Development and evaluation of a PLGA/TiO₂ nanocomposite for periodontal applications: Synthesis, characterization, and cytocompatibility with human gingival fibroblasts—An in vitro study

Abstract

Background. Titanium dioxide (TiO₂) nanoparticles exhibit promising antibacterial and structural properties but raise concerns of cytotoxicity in oral soft tissues. Incorporating TiO₂ into biocompatible polymers such as poly(lactic-co-glycolic acid) (PLGA) may reduce these adverse effects and improve clinical applicability in periodontal therapy.

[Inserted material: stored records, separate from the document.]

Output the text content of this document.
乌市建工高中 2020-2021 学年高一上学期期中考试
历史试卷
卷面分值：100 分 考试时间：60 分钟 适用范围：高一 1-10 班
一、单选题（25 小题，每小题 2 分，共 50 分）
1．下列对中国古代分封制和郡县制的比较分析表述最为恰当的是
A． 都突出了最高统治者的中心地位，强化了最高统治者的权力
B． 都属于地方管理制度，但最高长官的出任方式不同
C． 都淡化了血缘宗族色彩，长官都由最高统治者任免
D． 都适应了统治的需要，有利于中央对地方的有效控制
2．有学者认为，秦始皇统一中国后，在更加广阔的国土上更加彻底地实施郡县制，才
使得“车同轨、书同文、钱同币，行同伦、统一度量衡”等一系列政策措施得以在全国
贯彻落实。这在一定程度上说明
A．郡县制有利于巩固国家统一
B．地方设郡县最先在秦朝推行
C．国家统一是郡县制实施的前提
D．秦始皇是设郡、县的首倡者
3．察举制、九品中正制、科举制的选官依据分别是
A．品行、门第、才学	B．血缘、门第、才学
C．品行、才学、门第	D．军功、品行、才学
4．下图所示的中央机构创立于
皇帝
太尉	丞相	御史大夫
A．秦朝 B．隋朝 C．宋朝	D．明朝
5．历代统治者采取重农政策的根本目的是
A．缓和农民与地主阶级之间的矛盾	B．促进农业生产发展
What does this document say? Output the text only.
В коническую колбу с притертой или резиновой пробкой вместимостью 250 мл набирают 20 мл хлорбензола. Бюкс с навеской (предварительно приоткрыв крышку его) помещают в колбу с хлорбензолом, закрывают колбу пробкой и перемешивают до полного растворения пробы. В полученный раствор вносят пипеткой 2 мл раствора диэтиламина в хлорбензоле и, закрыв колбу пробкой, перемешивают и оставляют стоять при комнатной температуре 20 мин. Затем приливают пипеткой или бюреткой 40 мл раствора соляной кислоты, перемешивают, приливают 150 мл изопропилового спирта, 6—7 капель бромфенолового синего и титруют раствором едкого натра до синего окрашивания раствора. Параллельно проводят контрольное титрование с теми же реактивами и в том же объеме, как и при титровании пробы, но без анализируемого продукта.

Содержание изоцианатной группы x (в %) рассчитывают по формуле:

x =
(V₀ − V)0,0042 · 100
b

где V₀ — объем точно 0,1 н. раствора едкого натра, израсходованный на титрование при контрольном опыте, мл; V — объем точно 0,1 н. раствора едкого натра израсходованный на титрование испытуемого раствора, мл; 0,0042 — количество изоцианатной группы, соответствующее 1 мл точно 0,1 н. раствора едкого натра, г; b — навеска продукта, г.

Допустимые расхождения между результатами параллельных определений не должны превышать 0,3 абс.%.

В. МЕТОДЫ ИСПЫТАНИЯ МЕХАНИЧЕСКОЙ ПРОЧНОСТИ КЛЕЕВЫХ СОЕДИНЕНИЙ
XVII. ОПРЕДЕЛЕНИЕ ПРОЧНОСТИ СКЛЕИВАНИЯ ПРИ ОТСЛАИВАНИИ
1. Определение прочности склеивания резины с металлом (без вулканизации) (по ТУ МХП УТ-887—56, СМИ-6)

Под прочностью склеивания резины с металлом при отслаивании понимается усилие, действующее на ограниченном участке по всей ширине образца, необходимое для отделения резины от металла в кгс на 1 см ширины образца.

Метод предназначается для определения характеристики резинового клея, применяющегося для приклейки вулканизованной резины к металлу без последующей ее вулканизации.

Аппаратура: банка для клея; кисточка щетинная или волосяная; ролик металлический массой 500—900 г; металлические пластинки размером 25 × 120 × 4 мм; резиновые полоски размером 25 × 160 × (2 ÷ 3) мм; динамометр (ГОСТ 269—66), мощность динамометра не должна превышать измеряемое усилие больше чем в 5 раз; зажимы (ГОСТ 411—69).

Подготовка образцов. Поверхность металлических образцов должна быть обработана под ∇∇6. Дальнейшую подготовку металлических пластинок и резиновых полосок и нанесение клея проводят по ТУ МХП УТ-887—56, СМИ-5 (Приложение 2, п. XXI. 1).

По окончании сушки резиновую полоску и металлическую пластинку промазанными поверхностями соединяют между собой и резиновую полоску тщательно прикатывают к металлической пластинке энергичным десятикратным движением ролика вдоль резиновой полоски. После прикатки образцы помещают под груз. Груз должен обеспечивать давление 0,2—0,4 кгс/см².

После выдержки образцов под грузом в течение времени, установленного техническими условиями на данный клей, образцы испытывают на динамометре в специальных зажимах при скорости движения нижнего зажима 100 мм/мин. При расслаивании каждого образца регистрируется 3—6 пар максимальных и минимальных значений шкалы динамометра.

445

Methods. TiO₂ nanoparticles were synthesized via a modified sol–gel method and incorporated into PLGA matrices with and without polyvinylpyrrolidone (PVP) as a stabilizer. The formulations were characterized using Fourier-transform infrared (FTIR) spectroscopy, field emission scanning electron microscopy (FESEM), thermogravimetric analysis (TGA), dynamic light scattering (DLS), and x-ray diffraction (XRD). Cytocompatibility was evaluated using the MTT assay on HGF cells across concentrations of 1–100 μg/mL after 24 and 48 h.

Results. TiO₂ nanoparticles alone induced significant, dose- and time-dependent cytotoxicity, reducing cell viability to ~45% at 100 μg/mL after 48 h (P<0.01). Pure PLGA maintained>90% cell viability at all tested concentrations. The PLGA/TiO₂ nanocomposite showed markedly reduced cytotoxicity, maintaining>80% viability even at 100 μg/mL. Incorporation of PVP improved nanoparticle dispersion, as confirmed by FESEM and DLS, and enhanced the thermal stability of the composite.

Conclusion. Encapsulation of TiO₂ within a PLGA matrix significantly mitigated cytotoxicity while preserving structural stability, with PVP further improving homogeneity and heat resistance. These findings highlight the potential of PLGA/TiO₂ nanocomposites as safe and effective candidates for periodontal wound dressings, implant coatings, or regenerative scaffolds.